AttackDist: Characterizing Zero-day Adversarial Samples by Counter Attack

Deep Neural Networks (DNNs) have been shown vulnerable to adversarial attacks, which could produce adversarial samples that easily fool the state-of-the-art DNNs. The harmfulness of adversarial attacks calls for the defense mechanisms under fire. However, the relationship between adversarial attacks and defenses is like spear and shield. Whenever a defense method is proposed, a new attack would be followed to bypass the defense immediately. Devising a definitive defense against new attacks~(zero-day attacks) is proven to be challenging. We tackle this challenge by characterizing the intrinsic properties of adversarial samples, via measuring the norm of the perturbation after a counterattack.
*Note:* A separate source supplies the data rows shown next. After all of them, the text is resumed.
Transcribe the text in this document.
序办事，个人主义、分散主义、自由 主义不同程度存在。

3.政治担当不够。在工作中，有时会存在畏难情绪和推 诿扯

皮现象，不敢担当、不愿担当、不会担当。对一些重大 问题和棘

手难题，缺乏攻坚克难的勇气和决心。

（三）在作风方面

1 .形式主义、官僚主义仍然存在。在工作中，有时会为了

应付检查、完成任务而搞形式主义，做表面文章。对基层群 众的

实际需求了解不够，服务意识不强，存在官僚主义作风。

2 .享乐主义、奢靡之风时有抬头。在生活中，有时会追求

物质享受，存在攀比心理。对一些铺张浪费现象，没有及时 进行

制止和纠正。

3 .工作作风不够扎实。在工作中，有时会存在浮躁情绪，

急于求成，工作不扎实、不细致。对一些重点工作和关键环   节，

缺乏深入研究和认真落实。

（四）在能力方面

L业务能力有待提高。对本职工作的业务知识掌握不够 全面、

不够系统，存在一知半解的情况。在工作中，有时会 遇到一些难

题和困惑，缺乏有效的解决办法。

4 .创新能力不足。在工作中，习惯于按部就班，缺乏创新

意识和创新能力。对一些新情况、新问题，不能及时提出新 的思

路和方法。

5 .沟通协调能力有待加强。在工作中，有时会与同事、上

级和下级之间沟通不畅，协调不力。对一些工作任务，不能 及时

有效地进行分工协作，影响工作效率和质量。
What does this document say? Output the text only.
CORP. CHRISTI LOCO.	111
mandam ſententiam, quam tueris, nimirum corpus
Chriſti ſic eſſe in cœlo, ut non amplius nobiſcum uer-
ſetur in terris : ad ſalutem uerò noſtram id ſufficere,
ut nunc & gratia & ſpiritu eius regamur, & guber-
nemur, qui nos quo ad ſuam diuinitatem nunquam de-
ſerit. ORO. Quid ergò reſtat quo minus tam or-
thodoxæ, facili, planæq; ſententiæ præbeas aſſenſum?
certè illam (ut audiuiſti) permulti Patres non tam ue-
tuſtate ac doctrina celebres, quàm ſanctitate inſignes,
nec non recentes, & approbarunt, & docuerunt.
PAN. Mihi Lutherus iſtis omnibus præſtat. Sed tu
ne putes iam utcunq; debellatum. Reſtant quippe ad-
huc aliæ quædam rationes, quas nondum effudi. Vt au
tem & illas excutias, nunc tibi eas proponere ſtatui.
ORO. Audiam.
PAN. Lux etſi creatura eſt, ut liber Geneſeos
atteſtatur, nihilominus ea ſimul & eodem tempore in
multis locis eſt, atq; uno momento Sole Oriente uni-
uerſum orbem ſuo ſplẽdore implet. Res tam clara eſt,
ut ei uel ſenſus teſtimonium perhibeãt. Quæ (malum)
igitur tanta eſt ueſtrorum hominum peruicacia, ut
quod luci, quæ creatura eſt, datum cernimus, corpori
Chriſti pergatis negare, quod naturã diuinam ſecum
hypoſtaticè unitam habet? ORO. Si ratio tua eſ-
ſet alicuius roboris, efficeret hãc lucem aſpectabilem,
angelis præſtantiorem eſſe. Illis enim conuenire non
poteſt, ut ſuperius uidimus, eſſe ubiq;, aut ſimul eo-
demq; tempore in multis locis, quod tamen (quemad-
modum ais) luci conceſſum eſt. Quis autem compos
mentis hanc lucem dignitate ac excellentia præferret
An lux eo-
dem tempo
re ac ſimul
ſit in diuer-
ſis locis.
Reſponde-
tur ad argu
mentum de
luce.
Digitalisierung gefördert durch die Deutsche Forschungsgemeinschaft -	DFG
Our method is based on the idea that, from an optimization perspective, adversarial samples would be closer to the decision boundary; thus the perturbation to counterattack adversarial samples would be significantly smaller than normal cases. Motivated by this, we propose AttackDist, an attack-agnostic property to characterize adversarial samples. We first theoretically clarify under which condition AttackDist can provide a certified detecting performance, then show that a potential application of AttackDist is distinguishing zero-day adversarial examples without knowing the mechanisms of new attacks. As a proof-of-concept, we evaluate AttackDist on two widely used benchmarks. The evaluation results show that AttackDist can outperform the state-of-the-art detection measures by large margins in detecting zero-day adversarial attacks.